Phil Lawler writes

Some people think the key challenge for the next Pope will be ensuring doctrinal orthodoxy; others think it will be responding to the sex-abuse scandal; still others, gaining control of the Roman Curia. I think these are all aspects of the same fundamental question: Should Church leaders be held accountable?

For 35 years we’ve had Pontiffs who’ve been extraordinary teachers, fleshing out the vision of Vatican II on the doctrinal/pastoral level. Now maybe it’s time to turn attention to Church administration and governance, to ensure that the vision is applied as practical action.

Today I’ve posted a piece on the Catholic Culture site explaining my thought in a bit more detail. I hope you’ll find it interesting.

I can’t help feeling in my bones that this hope is going to be disappointed because I think what is not being taken into account here is the vision of the papacy laid out in Ut Unum Sint.
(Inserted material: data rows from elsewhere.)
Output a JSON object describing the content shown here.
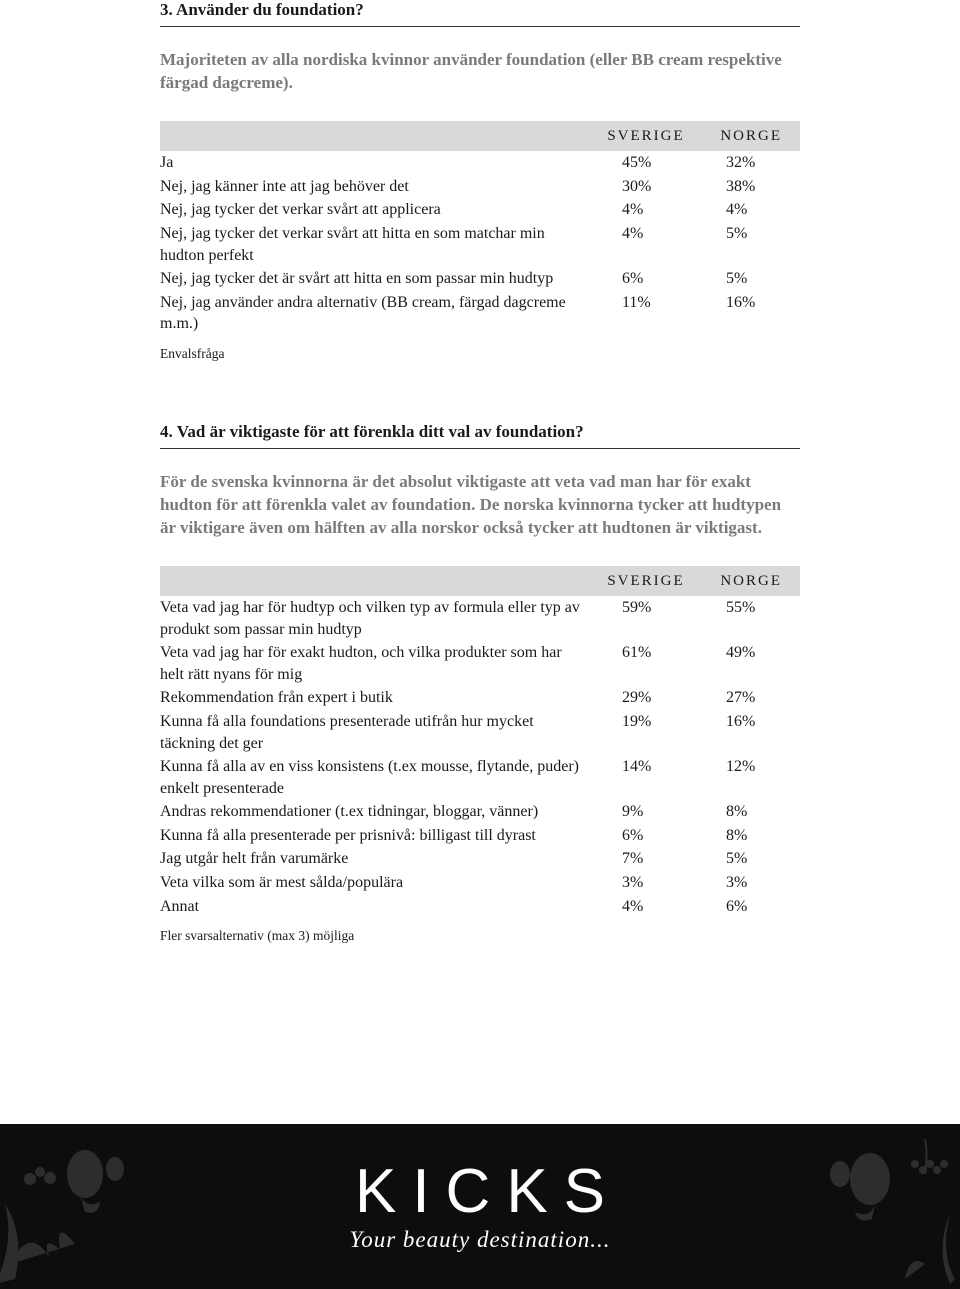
{
  "q3": {
    "title": "3. Använder du foundation?",
    "intro": "Majoriteten av alla nordiska kvinnor använder foundation (eller BB cream respektive färgad dagcreme).",
    "header_sverige": "SVERIGE",
    "header_norge": "NORGE",
    "rows": [
      {
        "label": "Ja",
        "sv": "45%",
        "no": "32%"
      },
      {
        "label": "Nej, jag känner inte att jag behöver det",
        "sv": "30%",
        "no": "38%"
      },
      {
        "label": "Nej, jag tycker det verkar svårt att applicera",
        "sv": "4%",
        "no": "4%"
      },
      {
        "label": "Nej, jag tycker det verkar svårt att hitta en som matchar min hudton perfekt",
        "sv": "4%",
        "no": "5%"
      },
      {
        "label": "Nej, jag tycker det är svårt att hitta en som passar min hudtyp",
        "sv": "6%",
        "no": "5%"
      },
      {
        "label": "Nej, jag använder andra alternativ (BB cream, färgad dagcreme m.m.)",
        "sv": "11%",
        "no": "16%"
      }
    ],
    "note": "Envalsfråga"
  },
  "q4": {
    "title": "4. Vad är viktigaste för att förenkla ditt val av foundation?",
    "intro": "För de svenska kvinnorna är det absolut viktigaste att veta vad man har för exakt hudton för att förenkla valet av foundation. De norska kvinnorna tycker att hudtypen är viktigare även om hälften av alla norskor också tycker att hudtonen är viktigast.",
    "header_sverige": "SVERIGE",
    "header_norge": "NORGE",
    "rows": [
      {
        "label": "Veta vad jag har för hudtyp och vilken typ av formula eller typ av produkt som passar min hudtyp",
        "sv": "59%",
        "no": "55%"
      },
      {
        "label": "Veta vad jag har för exakt hudton, och vilka produkter som har helt rätt nyans för mig",
        "sv": "61%",
        "no": "49%"
      },
      {
        "label": "Rekommendation från expert i butik",
        "sv": "29%",
        "no": "27%"
      },
      {
        "label": "Kunna få alla foundations presenterade utifrån hur mycket täckning det ger",
        "sv": "19%",
        "no": "16%"
      },
      {
        "label": "Kunna få alla av en viss konsistens (t.ex mousse, flytande, puder) enkelt presenterade",
        "sv": "14%",
        "no": "12%"
      },
      {
        "label": "Andras rekommendationer (t.ex tidningar, bloggar, vänner)",
        "sv": "9%",
        "no": "8%"
      },
      {
        "label": "Kunna få alla presenterade per prisnivå: billigast till dyrast",
        "sv": "6%",
        "no": "8%"
      },
      {
        "label": "Jag utgår helt från varumärke",
        "sv": "7%",
        "no": "5%"
      },
      {
        "label": "Veta vilka som är mest sålda/populära",
        "sv": "3%",
        "no": "3%"
      },
      {
        "label": "Annat",
        "sv": "4%",
        "no": "6%"
      }
    ],
    "note": "Fler svarsalternativ (max 3) möjliga"
  },
  "footer": {
    "brand": "KICKS",
    "tagline": "Your beauty destination..."
  },
  "colors": {
    "header_bg": "#d9d9d9",
    "intro_text": "#7a7a7a",
    "footer_bg": "#0d0d0d",
    "text": "#1a1a1a"
  }
}
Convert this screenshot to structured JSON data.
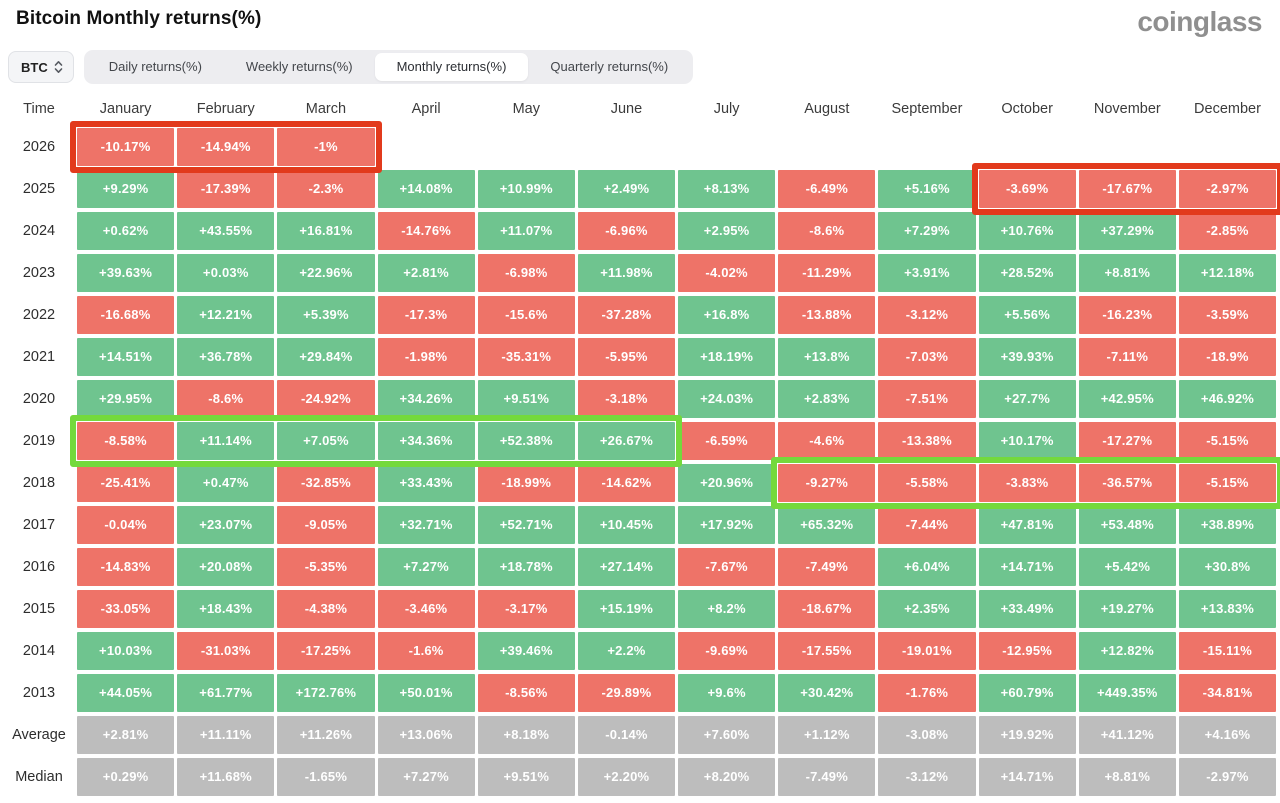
{
  "page": {
    "title": "Bitcoin Monthly returns(%)",
    "logo": "coinglass"
  },
  "controls": {
    "symbol_selector": {
      "label": "BTC",
      "icon": "updown-chevron-icon"
    },
    "tabs": [
      {
        "label": "Daily returns(%)",
        "active": false
      },
      {
        "label": "Weekly returns(%)",
        "active": false
      },
      {
        "label": "Monthly returns(%)",
        "active": true
      },
      {
        "label": "Quarterly returns(%)",
        "active": false
      }
    ]
  },
  "table": {
    "time_header": "Time",
    "months": [
      "January",
      "February",
      "March",
      "April",
      "May",
      "June",
      "July",
      "August",
      "September",
      "October",
      "November",
      "December"
    ],
    "rows": [
      {
        "label": "2026",
        "type": "year",
        "values": [
          "-10.17%",
          "-14.94%",
          "-1%",
          "",
          "",
          "",
          "",
          "",
          "",
          "",
          "",
          ""
        ]
      },
      {
        "label": "2025",
        "type": "year",
        "values": [
          "+9.29%",
          "-17.39%",
          "-2.3%",
          "+14.08%",
          "+10.99%",
          "+2.49%",
          "+8.13%",
          "-6.49%",
          "+5.16%",
          "-3.69%",
          "-17.67%",
          "-2.97%"
        ]
      },
      {
        "label": "2024",
        "type": "year",
        "values": [
          "+0.62%",
          "+43.55%",
          "+16.81%",
          "-14.76%",
          "+11.07%",
          "-6.96%",
          "+2.95%",
          "-8.6%",
          "+7.29%",
          "+10.76%",
          "+37.29%",
          "-2.85%"
        ]
      },
      {
        "label": "2023",
        "type": "year",
        "values": [
          "+39.63%",
          "+0.03%",
          "+22.96%",
          "+2.81%",
          "-6.98%",
          "+11.98%",
          "-4.02%",
          "-11.29%",
          "+3.91%",
          "+28.52%",
          "+8.81%",
          "+12.18%"
        ]
      },
      {
        "label": "2022",
        "type": "year",
        "values": [
          "-16.68%",
          "+12.21%",
          "+5.39%",
          "-17.3%",
          "-15.6%",
          "-37.28%",
          "+16.8%",
          "-13.88%",
          "-3.12%",
          "+5.56%",
          "-16.23%",
          "-3.59%"
        ]
      },
      {
        "label": "2021",
        "type": "year",
        "values": [
          "+14.51%",
          "+36.78%",
          "+29.84%",
          "-1.98%",
          "-35.31%",
          "-5.95%",
          "+18.19%",
          "+13.8%",
          "-7.03%",
          "+39.93%",
          "-7.11%",
          "-18.9%"
        ]
      },
      {
        "label": "2020",
        "type": "year",
        "values": [
          "+29.95%",
          "-8.6%",
          "-24.92%",
          "+34.26%",
          "+9.51%",
          "-3.18%",
          "+24.03%",
          "+2.83%",
          "-7.51%",
          "+27.7%",
          "+42.95%",
          "+46.92%"
        ]
      },
      {
        "label": "2019",
        "type": "year",
        "values": [
          "-8.58%",
          "+11.14%",
          "+7.05%",
          "+34.36%",
          "+52.38%",
          "+26.67%",
          "-6.59%",
          "-4.6%",
          "-13.38%",
          "+10.17%",
          "-17.27%",
          "-5.15%"
        ]
      },
      {
        "label": "2018",
        "type": "year",
        "values": [
          "-25.41%",
          "+0.47%",
          "-32.85%",
          "+33.43%",
          "-18.99%",
          "-14.62%",
          "+20.96%",
          "-9.27%",
          "-5.58%",
          "-3.83%",
          "-36.57%",
          "-5.15%"
        ]
      },
      {
        "label": "2017",
        "type": "year",
        "values": [
          "-0.04%",
          "+23.07%",
          "-9.05%",
          "+32.71%",
          "+52.71%",
          "+10.45%",
          "+17.92%",
          "+65.32%",
          "-7.44%",
          "+47.81%",
          "+53.48%",
          "+38.89%"
        ]
      },
      {
        "label": "2016",
        "type": "year",
        "values": [
          "-14.83%",
          "+20.08%",
          "-5.35%",
          "+7.27%",
          "+18.78%",
          "+27.14%",
          "-7.67%",
          "-7.49%",
          "+6.04%",
          "+14.71%",
          "+5.42%",
          "+30.8%"
        ]
      },
      {
        "label": "2015",
        "type": "year",
        "values": [
          "-33.05%",
          "+18.43%",
          "-4.38%",
          "-3.46%",
          "-3.17%",
          "+15.19%",
          "+8.2%",
          "-18.67%",
          "+2.35%",
          "+33.49%",
          "+19.27%",
          "+13.83%"
        ]
      },
      {
        "label": "2014",
        "type": "year",
        "values": [
          "+10.03%",
          "-31.03%",
          "-17.25%",
          "-1.6%",
          "+39.46%",
          "+2.2%",
          "-9.69%",
          "-17.55%",
          "-19.01%",
          "-12.95%",
          "+12.82%",
          "-15.11%"
        ]
      },
      {
        "label": "2013",
        "type": "year",
        "values": [
          "+44.05%",
          "+61.77%",
          "+172.76%",
          "+50.01%",
          "-8.56%",
          "-29.89%",
          "+9.6%",
          "+30.42%",
          "-1.76%",
          "+60.79%",
          "+449.35%",
          "-34.81%"
        ]
      },
      {
        "label": "Average",
        "type": "summary",
        "values": [
          "+2.81%",
          "+11.11%",
          "+11.26%",
          "+13.06%",
          "+8.18%",
          "-0.14%",
          "+7.60%",
          "+1.12%",
          "-3.08%",
          "+19.92%",
          "+41.12%",
          "+4.16%"
        ]
      },
      {
        "label": "Median",
        "type": "summary",
        "values": [
          "+0.29%",
          "+11.68%",
          "-1.65%",
          "+7.27%",
          "+9.51%",
          "+2.20%",
          "+8.20%",
          "-7.49%",
          "-3.12%",
          "+14.71%",
          "+8.81%",
          "-2.97%"
        ]
      }
    ],
    "highlights": [
      {
        "name": "highlight-box-2026-jan-mar",
        "row": 0,
        "col_start": 0,
        "col_end": 2,
        "color": "red"
      },
      {
        "name": "highlight-box-2025-oct-dec",
        "row": 1,
        "col_start": 9,
        "col_end": 11,
        "color": "red"
      },
      {
        "name": "highlight-box-2019-jan-jun",
        "row": 7,
        "col_start": 0,
        "col_end": 5,
        "color": "green"
      },
      {
        "name": "highlight-box-2018-aug-dec",
        "row": 8,
        "col_start": 7,
        "col_end": 11,
        "color": "green"
      }
    ]
  },
  "colors": {
    "positive": "#6fc48f",
    "negative": "#ee7368",
    "neutral": "#bdbdbd",
    "highlight_red": "#e23a1c",
    "highlight_green": "#74d93c"
  }
}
The age of the heavy-handed monarchical papacy is past. The consistent behavior of both JPII and Benedict was that where bishops have actly badly or stupidly in their capacity as governors, they have been left to face the consequences of their actions. It is only if they have themselves committed grave sins of sexual abuse that they have been swiftly removed. I think that pattern will continue. I wish that were not so, but I believe in my bones it will be. Until we really grok the remarkable move east that JPII took the papacy on, many Catholics will continue hoping for Innocent III and getting let down.